Yang menarik lagi katanya, suport atau dukungan orang tua begitu tinggi sebab mereka menilai selain mendapatkan ilmu, anak anaknya juga bisa mengurangi waktunya untuk bermain-main. "Orang tuanya sendiri yang menitipkan anak anaknya untuk ikut bimbingan belajar ditempat ini" ungkapnya.
Bq. Jannatul Hasanah mengakui banyak kendala dalam mengelola rumah baca ini salah satunya adalah guru pembimbing yang masih kurang sebab awalnya satu guru membimbing dua sampai tiga siswa, namun sekarang satu guru membimbing 5 sampai 10 anak didik sehingga merasa perlu menambah guru pembimbing hanya saja untuk mengajak orang lain menjadi sukarelawan seperti dirinya dan dua temannya sangat sulit terlebih lagi menjadi sukarelawan tidak memiliki honor. "Karena tak ada honornya maka banyak yang tak bersedia menjadi guru pembimbing selain itu juga karena waktu mereka yang padat sehingga tak punya waktu luang untuk mengajar anak anak ini" ungkapnya.
Selain persoalan guru yang kurang, sarana dan prasarana belajar juga masih ada kendala seperti halnya lokasi belajar yang belum memadai, masalah lain yang dihadapinya adalah kurangnya buku buku bacaan khususnya buku untuk anak anak disabilitas.
Jaistun salah seorang orang tua anak didik mengaku program pendampingan ini sangat baik dalam rangka membantu tugas guru dan orang tua dalam menangani masalah keterlambatan anak menyerap pelajaran terutama anak anak yang masih agak lamah membaca. "setelah dilakukan pendampingan kini anak anak kita lebih cepat membaca, Kalau bisa pendampingan ini tak berhenti sampai disini" pintanya.
Edi dari Bappeda mengatakan hasil monev yang dilakukan ini sebagai umpan balik terhadap apa yang akan dilakukan kedepannya. Dia tertarik dengan tenaga pengajar kebanyakan perempuan namun memiliki semangat yang luar biasa. Dia berharap agar dalam mengajar kan anak anak dilakukan dengan penuh kesabaran dan dengan inovasi dan kreativitas, sehingga pendekatan pendidikan luar sekolah perlu digalakkan.

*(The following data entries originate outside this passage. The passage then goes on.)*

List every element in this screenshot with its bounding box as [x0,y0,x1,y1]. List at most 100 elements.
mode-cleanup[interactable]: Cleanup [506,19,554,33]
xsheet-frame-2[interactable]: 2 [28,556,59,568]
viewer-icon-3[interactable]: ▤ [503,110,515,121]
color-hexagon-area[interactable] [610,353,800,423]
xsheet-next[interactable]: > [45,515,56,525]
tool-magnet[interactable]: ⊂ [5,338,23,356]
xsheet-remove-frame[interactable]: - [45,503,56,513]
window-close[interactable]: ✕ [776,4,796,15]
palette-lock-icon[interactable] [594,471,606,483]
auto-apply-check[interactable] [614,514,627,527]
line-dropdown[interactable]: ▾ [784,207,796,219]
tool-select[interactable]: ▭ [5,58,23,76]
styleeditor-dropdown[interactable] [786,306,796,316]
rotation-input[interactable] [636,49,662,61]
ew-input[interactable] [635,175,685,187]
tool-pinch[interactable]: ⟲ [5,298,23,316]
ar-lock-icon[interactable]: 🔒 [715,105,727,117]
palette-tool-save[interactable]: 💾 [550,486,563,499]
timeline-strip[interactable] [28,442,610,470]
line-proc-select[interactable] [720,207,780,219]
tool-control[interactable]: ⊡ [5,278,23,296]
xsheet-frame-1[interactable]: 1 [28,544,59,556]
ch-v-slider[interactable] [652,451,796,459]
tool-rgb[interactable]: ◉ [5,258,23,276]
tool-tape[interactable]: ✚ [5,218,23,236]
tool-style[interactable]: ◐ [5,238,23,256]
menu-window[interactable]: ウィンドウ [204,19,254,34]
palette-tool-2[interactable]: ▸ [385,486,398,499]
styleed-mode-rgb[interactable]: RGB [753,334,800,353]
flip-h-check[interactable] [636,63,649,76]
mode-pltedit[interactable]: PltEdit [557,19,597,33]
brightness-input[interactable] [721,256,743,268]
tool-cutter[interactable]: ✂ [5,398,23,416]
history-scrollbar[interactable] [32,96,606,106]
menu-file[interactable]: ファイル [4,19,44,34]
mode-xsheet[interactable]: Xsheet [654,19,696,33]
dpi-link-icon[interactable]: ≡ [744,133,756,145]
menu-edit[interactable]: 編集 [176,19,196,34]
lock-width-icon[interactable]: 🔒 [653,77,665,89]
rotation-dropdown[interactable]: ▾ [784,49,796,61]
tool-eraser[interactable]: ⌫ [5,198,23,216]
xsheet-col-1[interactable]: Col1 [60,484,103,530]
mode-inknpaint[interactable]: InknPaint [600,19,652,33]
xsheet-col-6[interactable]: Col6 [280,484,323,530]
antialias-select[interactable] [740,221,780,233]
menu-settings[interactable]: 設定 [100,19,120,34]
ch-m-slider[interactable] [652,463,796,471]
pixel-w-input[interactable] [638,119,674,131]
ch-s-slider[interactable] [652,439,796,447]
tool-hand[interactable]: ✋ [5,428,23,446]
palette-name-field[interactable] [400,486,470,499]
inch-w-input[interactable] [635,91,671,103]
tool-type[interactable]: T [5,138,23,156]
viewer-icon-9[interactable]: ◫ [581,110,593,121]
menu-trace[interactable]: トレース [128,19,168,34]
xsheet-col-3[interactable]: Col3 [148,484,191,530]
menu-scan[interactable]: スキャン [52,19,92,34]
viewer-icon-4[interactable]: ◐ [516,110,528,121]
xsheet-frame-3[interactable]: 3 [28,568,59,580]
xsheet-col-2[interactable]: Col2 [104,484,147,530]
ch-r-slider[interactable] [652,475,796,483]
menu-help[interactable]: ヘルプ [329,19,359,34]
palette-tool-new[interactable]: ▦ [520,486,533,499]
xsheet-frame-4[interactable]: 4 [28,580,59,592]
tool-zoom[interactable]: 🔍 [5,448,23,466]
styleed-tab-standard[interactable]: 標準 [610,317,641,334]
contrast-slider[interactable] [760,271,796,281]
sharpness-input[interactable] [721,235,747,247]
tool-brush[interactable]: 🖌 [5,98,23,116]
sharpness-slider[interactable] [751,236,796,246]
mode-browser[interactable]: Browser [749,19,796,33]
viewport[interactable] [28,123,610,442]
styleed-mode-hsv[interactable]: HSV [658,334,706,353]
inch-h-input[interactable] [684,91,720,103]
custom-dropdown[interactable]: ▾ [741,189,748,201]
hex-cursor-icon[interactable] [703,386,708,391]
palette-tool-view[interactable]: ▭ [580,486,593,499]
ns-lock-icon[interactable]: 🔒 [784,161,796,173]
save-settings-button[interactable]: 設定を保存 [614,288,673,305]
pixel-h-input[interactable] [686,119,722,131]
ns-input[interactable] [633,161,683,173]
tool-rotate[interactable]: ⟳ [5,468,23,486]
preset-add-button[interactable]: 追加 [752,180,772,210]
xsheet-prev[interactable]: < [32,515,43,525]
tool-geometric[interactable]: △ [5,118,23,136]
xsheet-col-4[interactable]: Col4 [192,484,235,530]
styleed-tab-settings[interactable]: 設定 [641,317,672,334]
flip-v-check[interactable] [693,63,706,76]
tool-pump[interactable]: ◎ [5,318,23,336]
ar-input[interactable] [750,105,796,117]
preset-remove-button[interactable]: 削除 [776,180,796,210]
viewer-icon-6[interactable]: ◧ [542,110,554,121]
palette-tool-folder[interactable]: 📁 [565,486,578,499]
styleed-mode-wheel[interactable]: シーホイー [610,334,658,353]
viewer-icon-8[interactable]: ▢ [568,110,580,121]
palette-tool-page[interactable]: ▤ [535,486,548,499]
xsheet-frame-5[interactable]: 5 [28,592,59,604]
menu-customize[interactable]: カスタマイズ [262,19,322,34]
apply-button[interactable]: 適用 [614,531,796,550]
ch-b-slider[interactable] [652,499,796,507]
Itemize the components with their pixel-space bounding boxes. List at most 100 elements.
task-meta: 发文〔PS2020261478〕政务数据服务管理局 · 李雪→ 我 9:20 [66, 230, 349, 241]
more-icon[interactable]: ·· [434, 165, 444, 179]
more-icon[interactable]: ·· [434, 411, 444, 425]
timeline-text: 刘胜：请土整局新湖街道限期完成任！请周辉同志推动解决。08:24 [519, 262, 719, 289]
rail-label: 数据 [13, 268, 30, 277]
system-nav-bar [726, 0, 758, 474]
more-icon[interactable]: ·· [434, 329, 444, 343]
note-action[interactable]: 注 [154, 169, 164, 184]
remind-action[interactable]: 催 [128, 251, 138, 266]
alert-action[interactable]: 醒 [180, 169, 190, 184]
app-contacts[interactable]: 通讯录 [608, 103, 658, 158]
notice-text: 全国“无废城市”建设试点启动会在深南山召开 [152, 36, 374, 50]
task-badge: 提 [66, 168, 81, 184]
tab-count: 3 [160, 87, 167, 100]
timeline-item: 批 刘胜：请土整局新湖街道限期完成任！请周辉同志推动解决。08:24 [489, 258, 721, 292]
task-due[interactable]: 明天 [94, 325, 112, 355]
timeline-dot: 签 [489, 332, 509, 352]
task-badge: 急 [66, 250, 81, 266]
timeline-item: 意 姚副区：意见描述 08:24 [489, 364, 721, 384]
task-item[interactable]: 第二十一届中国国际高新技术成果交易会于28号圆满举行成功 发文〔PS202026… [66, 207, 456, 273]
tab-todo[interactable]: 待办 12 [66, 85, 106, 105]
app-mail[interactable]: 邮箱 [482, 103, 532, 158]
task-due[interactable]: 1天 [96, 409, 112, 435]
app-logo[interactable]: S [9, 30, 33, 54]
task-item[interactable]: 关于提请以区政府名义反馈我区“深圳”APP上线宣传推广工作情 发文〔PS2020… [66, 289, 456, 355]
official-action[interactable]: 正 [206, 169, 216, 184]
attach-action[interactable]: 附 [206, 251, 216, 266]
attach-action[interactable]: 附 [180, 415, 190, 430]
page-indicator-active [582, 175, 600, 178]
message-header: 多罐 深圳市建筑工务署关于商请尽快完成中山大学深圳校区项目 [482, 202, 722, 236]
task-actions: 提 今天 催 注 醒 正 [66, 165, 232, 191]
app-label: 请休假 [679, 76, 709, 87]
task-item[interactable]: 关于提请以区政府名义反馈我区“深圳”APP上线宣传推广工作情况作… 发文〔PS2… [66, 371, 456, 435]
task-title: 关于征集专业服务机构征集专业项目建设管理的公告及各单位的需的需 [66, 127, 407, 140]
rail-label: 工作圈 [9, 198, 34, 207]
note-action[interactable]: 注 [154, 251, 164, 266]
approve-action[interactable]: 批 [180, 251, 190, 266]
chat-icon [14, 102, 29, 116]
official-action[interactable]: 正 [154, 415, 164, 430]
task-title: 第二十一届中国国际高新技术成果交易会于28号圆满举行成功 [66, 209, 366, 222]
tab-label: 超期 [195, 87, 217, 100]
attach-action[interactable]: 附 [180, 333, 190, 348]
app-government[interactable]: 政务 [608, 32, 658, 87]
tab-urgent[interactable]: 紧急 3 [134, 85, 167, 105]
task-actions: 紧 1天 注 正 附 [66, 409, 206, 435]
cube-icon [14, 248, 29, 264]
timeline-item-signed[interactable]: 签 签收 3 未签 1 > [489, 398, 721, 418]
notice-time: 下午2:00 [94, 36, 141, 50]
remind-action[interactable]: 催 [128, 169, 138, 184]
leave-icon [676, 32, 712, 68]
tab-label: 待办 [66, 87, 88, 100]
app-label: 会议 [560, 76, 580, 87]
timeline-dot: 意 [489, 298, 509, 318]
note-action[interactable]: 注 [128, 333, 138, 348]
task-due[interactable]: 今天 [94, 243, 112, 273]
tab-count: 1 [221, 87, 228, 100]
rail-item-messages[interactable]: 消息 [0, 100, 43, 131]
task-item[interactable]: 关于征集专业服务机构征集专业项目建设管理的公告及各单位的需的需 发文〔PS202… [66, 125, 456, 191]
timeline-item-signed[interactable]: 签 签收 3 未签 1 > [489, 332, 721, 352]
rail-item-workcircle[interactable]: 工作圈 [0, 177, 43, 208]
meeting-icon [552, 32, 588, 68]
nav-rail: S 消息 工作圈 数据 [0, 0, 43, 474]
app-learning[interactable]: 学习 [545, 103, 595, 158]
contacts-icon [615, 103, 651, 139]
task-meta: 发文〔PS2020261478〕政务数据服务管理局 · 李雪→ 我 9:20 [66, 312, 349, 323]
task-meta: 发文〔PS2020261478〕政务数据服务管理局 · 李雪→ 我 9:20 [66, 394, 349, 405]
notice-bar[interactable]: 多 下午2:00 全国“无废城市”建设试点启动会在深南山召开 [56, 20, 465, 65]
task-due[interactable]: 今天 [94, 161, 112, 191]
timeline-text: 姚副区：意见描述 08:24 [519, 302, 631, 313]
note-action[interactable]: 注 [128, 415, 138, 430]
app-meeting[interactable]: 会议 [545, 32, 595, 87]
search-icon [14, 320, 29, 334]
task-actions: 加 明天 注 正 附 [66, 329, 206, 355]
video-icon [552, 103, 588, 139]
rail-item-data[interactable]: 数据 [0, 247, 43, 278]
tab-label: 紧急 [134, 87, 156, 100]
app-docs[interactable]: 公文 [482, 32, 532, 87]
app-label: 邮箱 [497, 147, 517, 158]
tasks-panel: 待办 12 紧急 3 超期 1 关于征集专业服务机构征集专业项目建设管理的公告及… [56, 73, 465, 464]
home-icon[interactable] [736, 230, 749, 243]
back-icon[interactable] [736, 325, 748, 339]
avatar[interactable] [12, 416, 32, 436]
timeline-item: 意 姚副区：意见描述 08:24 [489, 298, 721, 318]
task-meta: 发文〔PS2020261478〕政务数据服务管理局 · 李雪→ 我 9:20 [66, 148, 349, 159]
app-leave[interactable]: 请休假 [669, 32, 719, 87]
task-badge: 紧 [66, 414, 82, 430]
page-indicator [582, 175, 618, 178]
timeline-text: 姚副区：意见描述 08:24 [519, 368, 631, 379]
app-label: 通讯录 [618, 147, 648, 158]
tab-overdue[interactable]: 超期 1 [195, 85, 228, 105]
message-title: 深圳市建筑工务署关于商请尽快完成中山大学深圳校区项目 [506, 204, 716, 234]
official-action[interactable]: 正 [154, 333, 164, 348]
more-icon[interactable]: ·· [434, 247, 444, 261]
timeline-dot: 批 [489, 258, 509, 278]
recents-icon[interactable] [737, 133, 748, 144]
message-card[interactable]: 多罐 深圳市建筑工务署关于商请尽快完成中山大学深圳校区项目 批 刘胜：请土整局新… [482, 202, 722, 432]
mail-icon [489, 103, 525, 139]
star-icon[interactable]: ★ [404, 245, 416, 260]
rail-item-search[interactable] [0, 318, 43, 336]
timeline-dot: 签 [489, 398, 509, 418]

"Yang penting kita ambil minat dahulu anak anak, dari sana kita sentuh untuk mau belajar mengembangkan diri" katanya.
Menurutnya banyaknya kasus anak putus sekolah menunjukkan bahwa pengaruh lingkungan sangat menentukan keberlangsungan pendidikan anak karena itu pendidikan luar sekolah melalui rumah baca ataupun taman taman baca. Melalui taman baca atau rumah baca ini diharapkan akan memberikan ilmu pengetahuan kepada anak anak yang putus sekolah ataupun yang masih kurang bisa membaca dan menulis.
"Putus sekolah akibat dari lingkungan, keluarga dan lain lain bukan persoalan ekonomi saja.
Kedepannya lebih banyak tempat baca seperti ini sehingga lebih menyentuh ke personal anak anak" jelasnya.
Kasi Kurikulum SD Dinas Pendidikan Kabupaten Lombok Tengah Syarifudin menambahkan semangat sukarelawan guru pembimbing itu harus diapresiasi oleh pemerintah, oleh karena itu perlu diberikan reward melalui pemberian insentif kepada guru atau sukarelawan tersebut melalui dana BOS. "Nanti kita dorong agar guru sukarelawan diberikan insentif melalui dana BOS, boleh kok tak salahi aturan" ungkapnya.
Marzoan dari INOVASI mengatakan Pendidikan non formal seperti taman baca ataupun rumah baca perlu dikembangkan diluar sekolah, sebab lebih efektif karena anak belajar sambil bermain. Untuk itu perlu sinergisitas antara pemerintah daerah dan stakeholder dalam mewujudkan hal itu.